As he walks past storefronts along Main Street in downtown Miami Lakes, Danny Martinez takes inventory: Which beauty business is about to open, restaurants that may be coming to town, whether a retailer could be a good fit with neighboring tenants.
Martinez, 34, is the newest leasing agent in the commercial division of The Graham Companies, which built and owns Main Street and five shopping centers in Miami Lakes.
After seven years with the Miami Heat, the digital strategist joined Facebook in San Francisco, where he marketed video ads on the platform on behalf of professional sports leagues.
Martinez moved home and this year, joined the family firm.
He recently signed his first tenant, La Diosa Taqueria -- a Mexican restaurant owned by the same folks who run the organic food and drink spot with the same name that is in Little Havana -- to fill the space that once held the Beverly Hills Café in the Cypress Village Shopping Center.
“I’m starting to see with La Diosa, my work will have a direct impact on the community, my community,” Martinez said.
He lives in town with his wife Elissa Martinez, a marriage and family therapist who is director of clinical operations at Bright Therapeutics, a mental health products company. She is also pursuing a Ph.D. in counseling at Barry University. They have a toddler son named Jack.
Pitching the town to prospective tenants as a good place for business is not a hard sell, Martinez said.
“That’s really fun and exciting to me, to talk to people who want to come to Miami Lakes,” he said. “I’ve had a few people tell me they were impressed with how I pitched the town.
“But I don’t pitch the town,” he said. “I believe in the community. I just tell them the truth about it. “It’s more fun than I anticipated,” he said.
Martinez is among the fourth generation of Graham descendants who are working for the company, and that includes his cousin and close colleague, Philip Wyllie, leasing manager for Graham Commercial.
The cousins grew up next door to each other in the Lake Elizabeth neighborhood on the west side of town.
Their mothers – Beth Graham Martinez and Wyllie’s mother, Carol Graham Wyllie -- are sisters who share the same title, executive vice president of The Graham Companies.
The women are two of the five children of the late William A. Graham, who developed Miami Lakes from the family’s cow pastures.
Their fathers are Luis Martinez, senior executive vice president of The Graham Companies and Stuart Wyllie, the president and chief executive officer.
Martinez’s hometown ties include his education: He attended Miami Lakes Elementary, Miami Lakes Middle School, and then St. Thomas Aquinas High School in Fort Lauderdale.
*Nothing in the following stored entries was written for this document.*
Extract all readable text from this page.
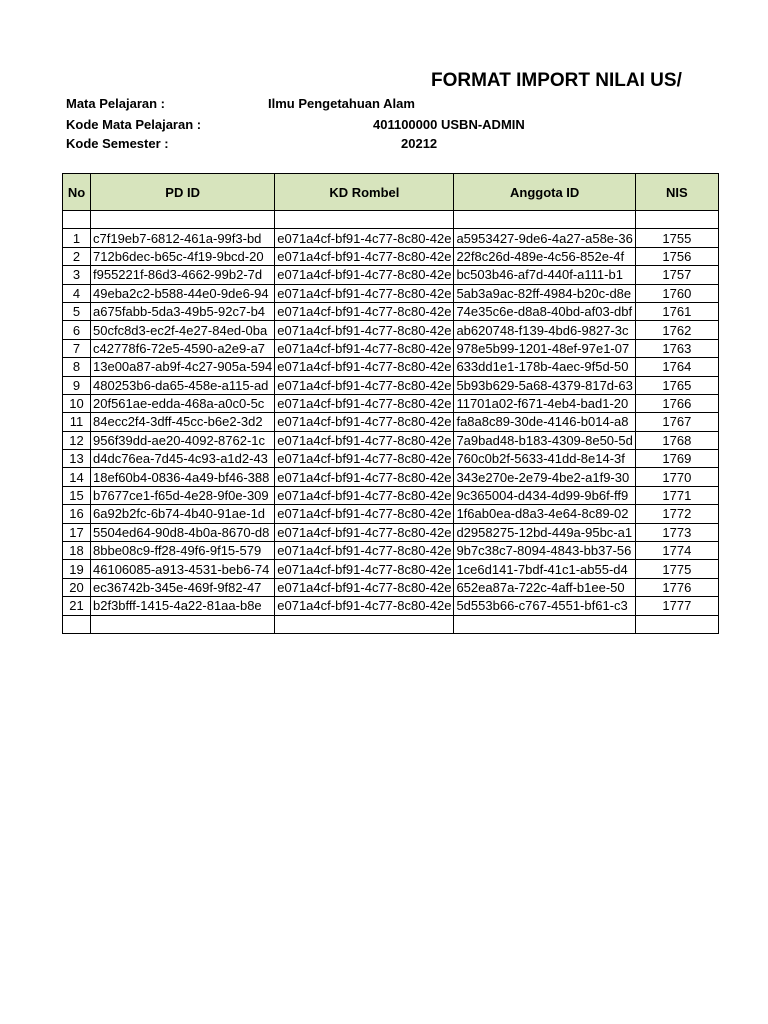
FORMAT IMPORT NILAI US/
Mata Pelajaran :	Ilmu Pengetahuan Alam
Kode Mata Pelajaran :	401100000 USBN-ADMIN
Kode Semester :	20212
No	PD ID	KD Rombel	Anggota ID	NIS

1	c7f19eb7-6812-461a-99f3-bd	e071a4cf-bf91-4c77-8c80-42e	a5953427-9de6-4a27-a58e-36	1755
2	712b6dec-b65c-4f19-9bcd-20	e071a4cf-bf91-4c77-8c80-42e	22f8c26d-489e-4c56-852e-4f	1756
3	f955221f-86d3-4662-99b2-7d	e071a4cf-bf91-4c77-8c80-42e	bc503b46-af7d-440f-a111-b1	1757
4	49eba2c2-b588-44e0-9de6-94	e071a4cf-bf91-4c77-8c80-42e	5ab3a9ac-82ff-4984-b20c-d8e	1760
5	a675fabb-5da3-49b5-92c7-b4	e071a4cf-bf91-4c77-8c80-42e	74e35c6e-d8a8-40bd-af03-dbf	1761
6	50cfc8d3-ec2f-4e27-84ed-0ba	e071a4cf-bf91-4c77-8c80-42e	ab620748-f139-4bd6-9827-3c	1762
7	c42778f6-72e5-4590-a2e9-a7	e071a4cf-bf91-4c77-8c80-42e	978e5b99-1201-48ef-97e1-07	1763
8	13e00a87-ab9f-4c27-905a-594	e071a4cf-bf91-4c77-8c80-42e	633dd1e1-178b-4aec-9f5d-50	1764
9	480253b6-da65-458e-a115-ad	e071a4cf-bf91-4c77-8c80-42e	5b93b629-5a68-4379-817d-63	1765
10	20f561ae-edda-468a-a0c0-5c	e071a4cf-bf91-4c77-8c80-42e	11701a02-f671-4eb4-bad1-20	1766
11	84ecc2f4-3dff-45cc-b6e2-3d2	e071a4cf-bf91-4c77-8c80-42e	fa8a8c89-30de-4146-b014-a8	1767
12	956f39dd-ae20-4092-8762-1c	e071a4cf-bf91-4c77-8c80-42e	7a9bad48-b183-4309-8e50-5d	1768
13	d4dc76ea-7d45-4c93-a1d2-43	e071a4cf-bf91-4c77-8c80-42e	760c0b2f-5633-41dd-8e14-3f	1769
14	18ef60b4-0836-4a49-bf46-388	e071a4cf-bf91-4c77-8c80-42e	343e270e-2e79-4be2-a1f9-30	1770
15	b7677ce1-f65d-4e28-9f0e-309	e071a4cf-bf91-4c77-8c80-42e	9c365004-d434-4d99-9b6f-ff9	1771
16	6a92b2fc-6b74-4b40-91ae-1d	e071a4cf-bf91-4c77-8c80-42e	1f6ab0ea-d8a3-4e64-8c89-02	1772
17	5504ed64-90d8-4b0a-8670-d8	e071a4cf-bf91-4c77-8c80-42e	d2958275-12bd-449a-95bc-a1	1773
18	8bbe08c9-ff28-49f6-9f15-579	e071a4cf-bf91-4c77-8c80-42e	9b7c38c7-8094-4843-bb37-56	1774
19	46106085-a913-4531-beb6-74	e071a4cf-bf91-4c77-8c80-42e	1ce6d141-7bdf-41c1-ab55-d4	1775
20	ec36742b-345e-469f-9f82-47	e071a4cf-bf91-4c77-8c80-42e	652ea87a-722c-4aff-b1ee-50	1776
21	b2f3bfff-1415-4a22-81aa-b8e	e071a4cf-bf91-4c77-8c80-42e	5d553b66-c767-4551-bf61-c3	1777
He earned a degree in business management from Florida International University in 2013.
Martinez worked for the residential side of the family firm during summers while he was a teenager and college student, doing “a lot of grunt work,” such as painting the exteriors of apartment buildings and the “huge wall along the Meadow Walk Apartments, and I did that several years in a row.”
Now he gets to work with people who want to grow businesses in Miami Lakes.
Martinez says it takes a special kind of owner to prosper in town.
“I tell this to everyone I show space to: The only people I want in Miami Lakes are the people who will invest their time and energy and everything they’ve got in the community,” Martinez said.
“The businesses that succeed here, whether a shop or restaurant or business, are the ones that ingratiate themselves into Miami Lakes,” he said.
That can mean sponsoring charity fundraisers or public events and supporting holiday traditions and celebrations.
“Especially with the restaurants, they should have people there who interact with the community,” Martinez said. “They don’t hire a manager and walk away. They’re not absentee.”
And he can see in real time how a business owner’s participation in Miami Lakes’ civic and cultural life pays off.
“I get to live here and eat here and enjoy all our offerings, and it’s important to me to go where they are invested in the residents,” Martinez said. “The residents are sharp and if you put your work into it, they’ll reward you.
“One hundred percent, the community will love you back,” he said.